Les conséquences d'une dissolution de PACS sont les suivantes :
Entre les partenaires, la rupture du PACS devient effective dès son enregistrement par l’officier d’état civil.
A l’égard des tiers, la dissolution du PACS ne prend effet qu’à compter de l’accomplissement des formalités de publicité, c’est-à-dire, à compter du jour de sa mention en marge de l’acte de naissance de chacun des partenaires.
En cas de rupture du PACS, toute aide financière qui s’apparenterait à une prestation compensatoire est exclue, à moins que les époux en aient décidé autrement dans la convention régissant leurs rapports.
Par principe, à l’instar de la rupture du concubinage, la rupture unilatérale du PACS est libre et ne peut donner lieu au versement de dommages et intérêts au profit du partenaire délaissé.
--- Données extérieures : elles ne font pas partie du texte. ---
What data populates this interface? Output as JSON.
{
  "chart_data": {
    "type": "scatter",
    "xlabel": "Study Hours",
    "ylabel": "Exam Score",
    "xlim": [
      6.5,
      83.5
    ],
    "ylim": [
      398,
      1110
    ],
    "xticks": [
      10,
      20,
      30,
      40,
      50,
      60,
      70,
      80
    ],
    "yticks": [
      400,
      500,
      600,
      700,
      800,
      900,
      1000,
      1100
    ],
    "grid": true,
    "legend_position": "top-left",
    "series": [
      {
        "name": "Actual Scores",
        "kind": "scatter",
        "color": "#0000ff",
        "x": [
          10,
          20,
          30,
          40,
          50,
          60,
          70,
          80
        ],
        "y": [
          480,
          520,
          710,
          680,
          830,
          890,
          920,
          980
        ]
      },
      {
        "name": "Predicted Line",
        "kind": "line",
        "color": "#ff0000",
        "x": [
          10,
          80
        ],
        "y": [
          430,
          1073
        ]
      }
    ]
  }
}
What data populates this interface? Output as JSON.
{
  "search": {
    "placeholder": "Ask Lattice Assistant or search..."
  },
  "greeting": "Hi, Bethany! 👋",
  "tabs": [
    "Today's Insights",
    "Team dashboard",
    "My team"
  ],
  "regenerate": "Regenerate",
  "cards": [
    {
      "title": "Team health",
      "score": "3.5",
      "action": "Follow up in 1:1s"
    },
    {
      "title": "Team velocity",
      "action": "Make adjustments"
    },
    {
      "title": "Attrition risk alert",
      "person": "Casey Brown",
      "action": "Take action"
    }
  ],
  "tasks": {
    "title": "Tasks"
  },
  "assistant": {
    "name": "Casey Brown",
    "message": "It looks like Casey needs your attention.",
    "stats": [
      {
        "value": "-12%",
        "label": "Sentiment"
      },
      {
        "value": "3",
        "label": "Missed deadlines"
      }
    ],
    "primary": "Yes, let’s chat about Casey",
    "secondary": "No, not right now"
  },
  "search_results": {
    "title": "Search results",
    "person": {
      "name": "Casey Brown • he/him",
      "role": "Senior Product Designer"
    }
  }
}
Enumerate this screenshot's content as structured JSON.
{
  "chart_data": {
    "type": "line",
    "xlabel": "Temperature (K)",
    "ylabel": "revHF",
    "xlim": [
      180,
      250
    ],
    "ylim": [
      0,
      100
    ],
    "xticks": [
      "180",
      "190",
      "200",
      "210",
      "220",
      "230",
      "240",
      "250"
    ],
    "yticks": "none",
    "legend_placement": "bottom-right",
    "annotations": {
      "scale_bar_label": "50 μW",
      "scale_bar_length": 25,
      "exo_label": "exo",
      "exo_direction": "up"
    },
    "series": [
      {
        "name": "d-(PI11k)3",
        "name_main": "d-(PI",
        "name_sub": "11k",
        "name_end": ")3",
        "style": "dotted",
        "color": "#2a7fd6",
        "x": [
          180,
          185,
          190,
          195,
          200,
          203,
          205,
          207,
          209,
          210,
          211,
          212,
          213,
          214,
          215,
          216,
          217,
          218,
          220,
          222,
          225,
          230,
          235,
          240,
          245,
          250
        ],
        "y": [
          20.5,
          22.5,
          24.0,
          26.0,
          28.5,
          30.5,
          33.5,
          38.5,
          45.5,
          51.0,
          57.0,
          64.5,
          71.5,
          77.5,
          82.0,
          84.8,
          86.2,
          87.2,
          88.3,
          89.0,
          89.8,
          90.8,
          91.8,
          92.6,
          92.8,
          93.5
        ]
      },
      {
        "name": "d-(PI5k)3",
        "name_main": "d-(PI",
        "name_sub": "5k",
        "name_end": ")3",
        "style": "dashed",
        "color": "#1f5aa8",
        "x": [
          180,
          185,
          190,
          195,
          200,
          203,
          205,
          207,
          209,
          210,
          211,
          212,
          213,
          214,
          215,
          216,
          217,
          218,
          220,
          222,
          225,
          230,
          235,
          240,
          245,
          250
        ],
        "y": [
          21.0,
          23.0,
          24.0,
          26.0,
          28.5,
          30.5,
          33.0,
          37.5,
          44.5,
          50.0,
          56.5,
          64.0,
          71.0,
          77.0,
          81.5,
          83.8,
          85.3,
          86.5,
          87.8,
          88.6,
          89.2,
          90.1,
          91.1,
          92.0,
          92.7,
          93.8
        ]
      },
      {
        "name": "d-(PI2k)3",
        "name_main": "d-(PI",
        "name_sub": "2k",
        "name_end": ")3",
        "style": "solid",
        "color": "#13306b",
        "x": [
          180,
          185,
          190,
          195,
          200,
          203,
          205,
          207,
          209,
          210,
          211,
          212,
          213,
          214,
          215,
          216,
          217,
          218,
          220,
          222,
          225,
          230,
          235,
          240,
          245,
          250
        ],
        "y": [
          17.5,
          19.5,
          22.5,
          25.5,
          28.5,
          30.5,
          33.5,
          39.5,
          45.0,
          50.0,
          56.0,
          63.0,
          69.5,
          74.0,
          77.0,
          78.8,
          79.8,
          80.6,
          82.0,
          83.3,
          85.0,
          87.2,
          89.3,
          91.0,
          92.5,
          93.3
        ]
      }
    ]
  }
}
Toutefois, en cas de rupture abusive du PACS, la responsabilité civile de son auteur peut être engagée si celui-ci a fait preuve d’un comportement fautif dans les circonstances entourant cette rupture.
S’agissant enfin de la liquidation des biens, le principe veut que les partenaires procèdent de manière amiable à la liquidation des droits et obligations du PACS qu’ils ont conclu.
En cas de désaccord sur le principe ou sur les modalités de la liquidation, le recours au juge s’avère indispensable pour statuer sur les conséquences patrimoniales de la rupture.
Les règles relatives au sort des enfants nés de parents ayant été partenaires de PACS sont communes à celles existant lors de la rupture du concubinage ou du divorce (modalité d’exercice de l’autorité parentale, résidence exclusive de l’enfant ou des enfants au domicile de l’un des parents, résidence alternée de l’enfant ou des enfants aux domiciles des deux parents, paiement d’une part contributive à l’entretien et à l’éducation d’un enfant, etc.).